Suara ku terpotong oleh ucapan pria itu, aku kenal suaranya, dia adalah supirnya Tea, si supir sialan itu.


Tapi, apa katanya? Tea disakiti? Dalam bahaya? Siapa yang berani menyentuh putri rata ku?


Tidak ada jeda, seluruh tubuh ku panas dan bergetar, kepala ku sudah penuh akan emosi yang memuncah.


"Ikut aku."


-


-


Aku akhirnya sampai di rumah keluarga Floyena, perasaan sesak ini sangat mengganggu ku, bayangan putri rata terluka terus menghantui ku, rasanya aku bisa gila.

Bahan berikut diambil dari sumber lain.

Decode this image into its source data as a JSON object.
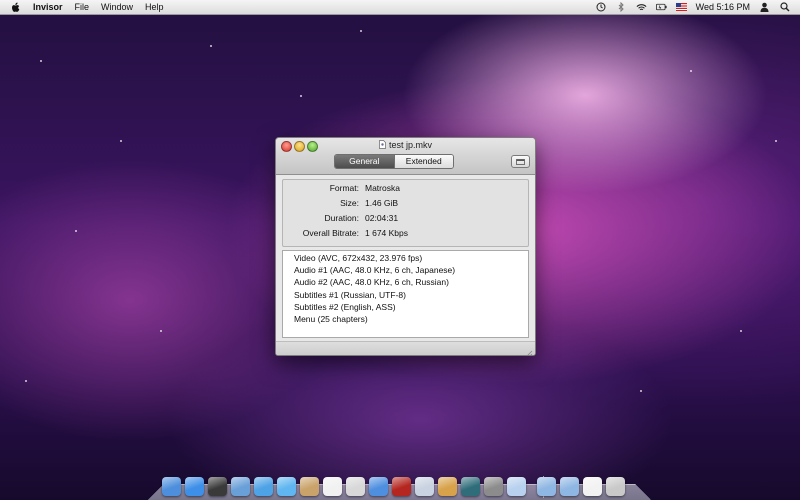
{
  "menubar": {
    "app_name": "Invisor",
    "items": [
      "File",
      "Window",
      "Help"
    ],
    "clock": "Wed 5:16 PM"
  },
  "window": {
    "title": "test jp.mkv",
    "tabs": [
      {
        "label": "General",
        "selected": true
      },
      {
        "label": "Extended",
        "selected": false
      }
    ],
    "info": [
      {
        "label": "Format:",
        "value": "Matroska"
      },
      {
        "label": "Size:",
        "value": "1.46 GiB"
      },
      {
        "label": "Duration:",
        "value": "02:04:31"
      },
      {
        "label": "Overall Bitrate:",
        "value": "1 674 Kbps"
      }
    ],
    "streams": [
      "Video (AVC, 672x432, 23.976 fps)",
      "Audio #1 (AAC, 48.0 KHz, 6 ch, Japanese)",
      "Audio #2 (AAC, 48.0 KHz, 6 ch, Russian)",
      "Subtitles #1 (Russian, UTF-8)",
      "Subtitles #2 (English, ASS)",
      "Menu (25 chapters)"
    ]
  },
  "dock": {
    "icons": [
      {
        "name": "finder-icon",
        "color": "#4d8fdc"
      },
      {
        "name": "app-store-icon",
        "color": "#3e8fe8"
      },
      {
        "name": "dashboard-icon",
        "color": "#3a3a3a"
      },
      {
        "name": "mail-icon",
        "color": "#6aa0d8"
      },
      {
        "name": "safari-icon",
        "color": "#4ea2e6"
      },
      {
        "name": "ichat-icon",
        "color": "#5fb6f0"
      },
      {
        "name": "address-book-icon",
        "color": "#c9a36a"
      },
      {
        "name": "ical-icon",
        "color": "#f1f1f1"
      },
      {
        "name": "preview-icon",
        "color": "#d8d8d8"
      },
      {
        "name": "itunes-icon",
        "color": "#4f8fe0"
      },
      {
        "name": "photo-booth-icon",
        "color": "#b4261f"
      },
      {
        "name": "iphoto-icon",
        "color": "#c9d2e0"
      },
      {
        "name": "garageband-icon",
        "color": "#d7a24a"
      },
      {
        "name": "time-machine-icon",
        "color": "#2f6d7a"
      },
      {
        "name": "system-preferences-icon",
        "color": "#8c8c8c"
      },
      {
        "name": "help-viewer-icon",
        "color": "#b8d1ee"
      },
      {
        "name": "applications-folder-icon",
        "color": "#8fb7e3"
      },
      {
        "name": "documents-folder-icon",
        "color": "#8fb7e3"
      },
      {
        "name": "document-stack-icon",
        "color": "#f2f2f2"
      },
      {
        "name": "trash-icon",
        "color": "#c9c9c9"
      }
    ]
  }
}
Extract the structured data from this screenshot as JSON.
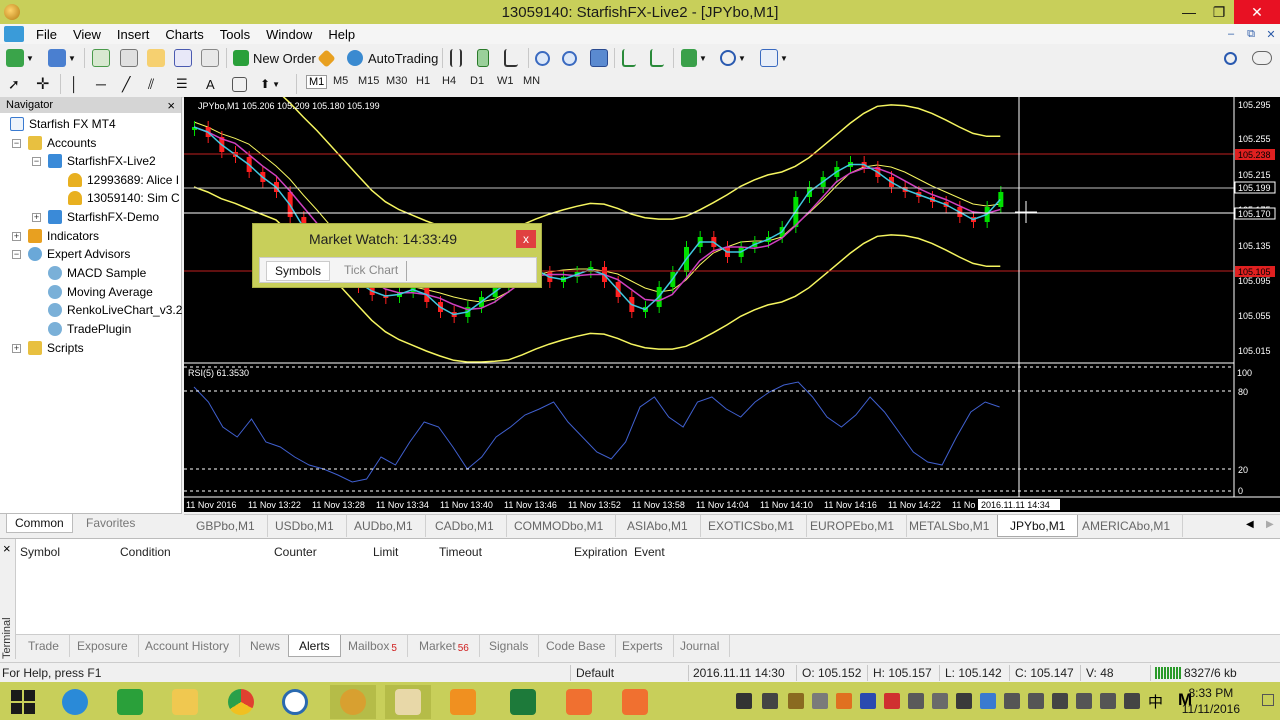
{
  "window": {
    "title": "13059140: StarfishFX-Live2 - [JPYbo,M1]",
    "minimize": "—",
    "restore": "❐",
    "close": "✕",
    "mdi_minimize": "–",
    "mdi_restore": "⧉",
    "mdi_close": "✕"
  },
  "menu": [
    "File",
    "View",
    "Insert",
    "Charts",
    "Tools",
    "Window",
    "Help"
  ],
  "toolbar": {
    "new_order": "New Order",
    "autotrading": "AutoTrading",
    "timeframes": [
      "M1",
      "M5",
      "M15",
      "M30",
      "H1",
      "H4",
      "D1",
      "W1",
      "MN"
    ],
    "text_tool": "A"
  },
  "navigator": {
    "title": "Navigator",
    "close": "×",
    "root": "Starfish FX MT4",
    "accounts": "Accounts",
    "live_server": "StarfishFX-Live2",
    "account1": "12993689: Alice I",
    "account2": "13059140: Sim C",
    "demo_server": "StarfishFX-Demo",
    "indicators": "Indicators",
    "experts": "Expert Advisors",
    "ea_items": [
      "MACD Sample",
      "Moving Average",
      "RenkoLiveChart_v3.2",
      "TradePlugin"
    ],
    "scripts": "Scripts",
    "tabs": [
      "Common",
      "Favorites"
    ]
  },
  "chart": {
    "symbol_info": "JPYbo,M1  105.206 105.209 105.180 105.199",
    "indicator_label": "RSI(5) 61.3530",
    "price_labels": [
      "105.295",
      "105.255",
      "105.215",
      "105.175",
      "105.135",
      "105.095",
      "105.055",
      "105.015"
    ],
    "red_label_top": "105.238",
    "bid_label": "105.199",
    "cross_label": "105.170",
    "red_label_bottom": "105.105",
    "rsi_labels": [
      "100",
      "80",
      "20",
      "0"
    ],
    "time_labels": [
      "11 Nov 2016",
      "11 Nov 13:22",
      "11 Nov 13:28",
      "11 Nov 13:34",
      "11 Nov 13:40",
      "11 Nov 13:46",
      "11 Nov 13:52",
      "11 Nov 13:58",
      "11 Nov 14:04",
      "11 Nov 14:10",
      "11 Nov 14:16",
      "11 Nov 14:22",
      "11 No"
    ],
    "cursor_time": "2016.11.11 14:34",
    "colors": {
      "background": "#000000",
      "bull": "#00e000",
      "bear": "#ff2020",
      "bands": "#f5f560",
      "ma_fast": "#40c8e0",
      "ma_slow": "#d040c0",
      "rsi": "#4060d0"
    }
  },
  "market_watch": {
    "title": "Market Watch: 14:33:49",
    "close": "x",
    "tabs": [
      "Symbols",
      "Tick Chart"
    ]
  },
  "chart_tabs": [
    "GBPbo,M1",
    "USDbo,M1",
    "AUDbo,M1",
    "CADbo,M1",
    "COMMODbo,M1",
    "ASIAbo,M1",
    "EXOTICSbo,M1",
    "EUROPEbo,M1",
    "METALSbo,M1",
    "JPYbo,M1",
    "AMERICAbo,M1"
  ],
  "terminal": {
    "side_label": "Terminal",
    "close": "×",
    "columns": [
      "Symbol",
      "Condition",
      "Counter",
      "Limit",
      "Timeout",
      "Expiration",
      "Event"
    ],
    "tabs": [
      "Trade",
      "Exposure",
      "Account History",
      "News",
      "Alerts",
      "Mailbox",
      "Market",
      "Signals",
      "Code Base",
      "Experts",
      "Journal"
    ],
    "mailbox_badge": "5",
    "market_badge": "56"
  },
  "status": {
    "help": "For Help, press F1",
    "profile": "Default",
    "datetime": "2016.11.11 14:30",
    "open": "O: 105.152",
    "high": "H: 105.157",
    "low": "L: 105.142",
    "close": "C: 105.147",
    "volume": "V: 48",
    "traffic": "8327/6 kb"
  },
  "taskbar": {
    "time": "8:33 PM",
    "date": "11/11/2016",
    "ime_char": "中",
    "ime_mode": "M"
  }
}
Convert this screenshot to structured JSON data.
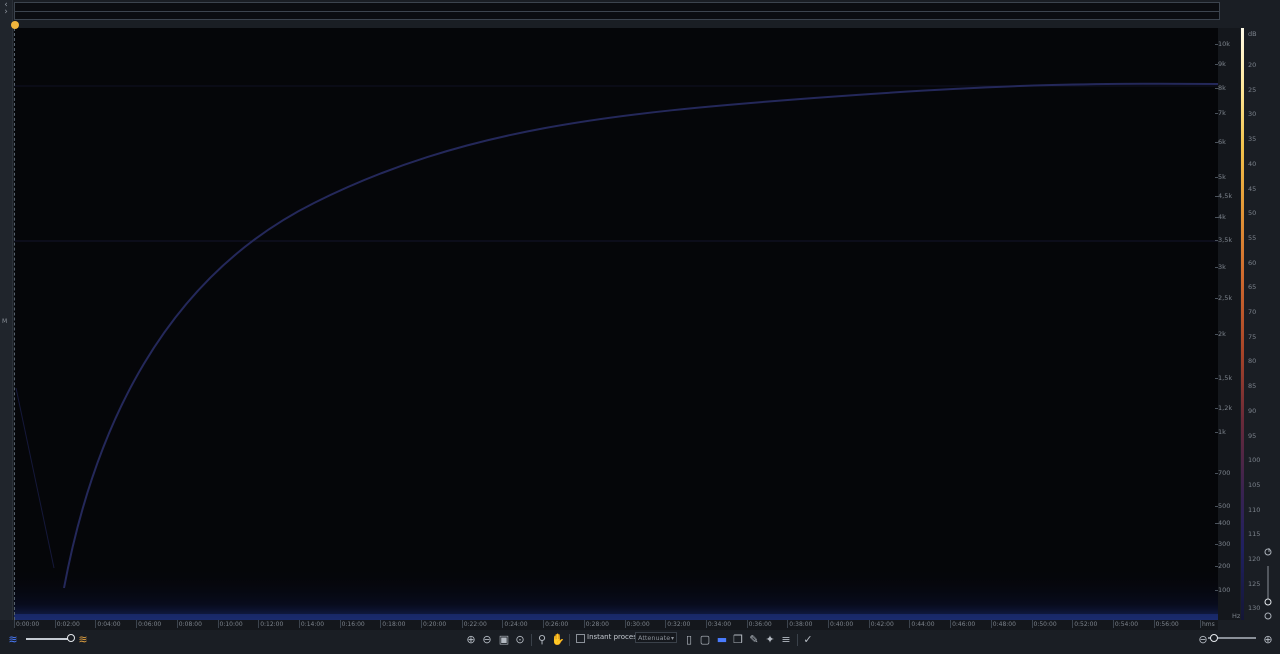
{
  "channel_label": "M",
  "icons": {
    "collapse": "collapse-icon",
    "waveform_view": "waveform-icon",
    "spectrogram_view": "spectrogram-icon",
    "zoom_in": "zoom-in-icon",
    "zoom_out": "zoom-out-icon",
    "zoom_selection": "zoom-selection-icon",
    "zoom_fit": "zoom-fit-icon",
    "magnify": "magnify-icon",
    "hand": "hand-icon",
    "time_select": "time-select-icon",
    "freq_select": "frequency-select-icon",
    "rect_select": "rectangle-select-icon",
    "lasso": "lasso-icon",
    "brush": "brush-icon",
    "magic_wand": "magic-wand-icon",
    "harmonic": "harmonic-select-icon",
    "checkmark": "checkmark-icon"
  },
  "colors": {
    "playhead": "#f0b43c",
    "sweep": "#24285a",
    "accent": "#4a7cff"
  },
  "freq_axis": {
    "unit": "Hz",
    "ticks": [
      "10k",
      "9k",
      "8k",
      "7k",
      "6k",
      "5k",
      "4,5k",
      "4k",
      "3,5k",
      "3k",
      "2,5k",
      "2k",
      "1,5k",
      "1,2k",
      "1k",
      "700",
      "500",
      "400",
      "300",
      "200",
      "100"
    ]
  },
  "db_axis": {
    "unit": "dB",
    "ticks": [
      "20",
      "25",
      "30",
      "35",
      "40",
      "45",
      "50",
      "55",
      "60",
      "65",
      "70",
      "75",
      "80",
      "85",
      "90",
      "95",
      "100",
      "105",
      "110",
      "115",
      "120",
      "125",
      "130"
    ]
  },
  "time_axis": {
    "unit": "hms",
    "ticks": [
      "0:00:00",
      "0:02:00",
      "0:04:00",
      "0:06:00",
      "0:08:00",
      "0:10:00",
      "0:12:00",
      "0:14:00",
      "0:16:00",
      "0:18:00",
      "0:20:00",
      "0:22:00",
      "0:24:00",
      "0:26:00",
      "0:28:00",
      "0:30:00",
      "0:32:00",
      "0:34:00",
      "0:36:00",
      "0:38:00",
      "0:40:00",
      "0:42:00",
      "0:44:00",
      "0:46:00",
      "0:48:00",
      "0:50:00",
      "0:52:00",
      "0:54:00",
      "0:56:00"
    ]
  },
  "toolbar": {
    "instant_process_label": "Instant process",
    "instant_process_checked": false,
    "mode_value": "Attenuate"
  }
}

Aku mendobrak paksa pintu itu. Dan yang pertama kali kulihat adalah badan putri rata yang kedua tangannya di kunci, wajahnya penuh ketakutan, dia sangat khawatir.


Bajingan mana yang berani membuatnya seperti itu. Semakin aku berjalan mendekatinya, semakin aku sadar akan satu hal.


Ah, sepertinya aku tidak akan pernah melepaskannya.


...***...


...Asher : Hey author! Kenapa episode ini banyak adegan yang terpotong!! Aku kan masih ingin menjelaskan perasaan saat bersentuhan dengan putri rata! Kulitnya yang lembut di setiap incinya sangat menggoda da--...


...Author : Harus di potong, auhtornya gak mau kasih label dewasa wwkwk...


...Asher POV End ya, kalau misalnya POV Asher nya kurang menarik atau gak sesuai ekspetasi, ya maklumin aja^^...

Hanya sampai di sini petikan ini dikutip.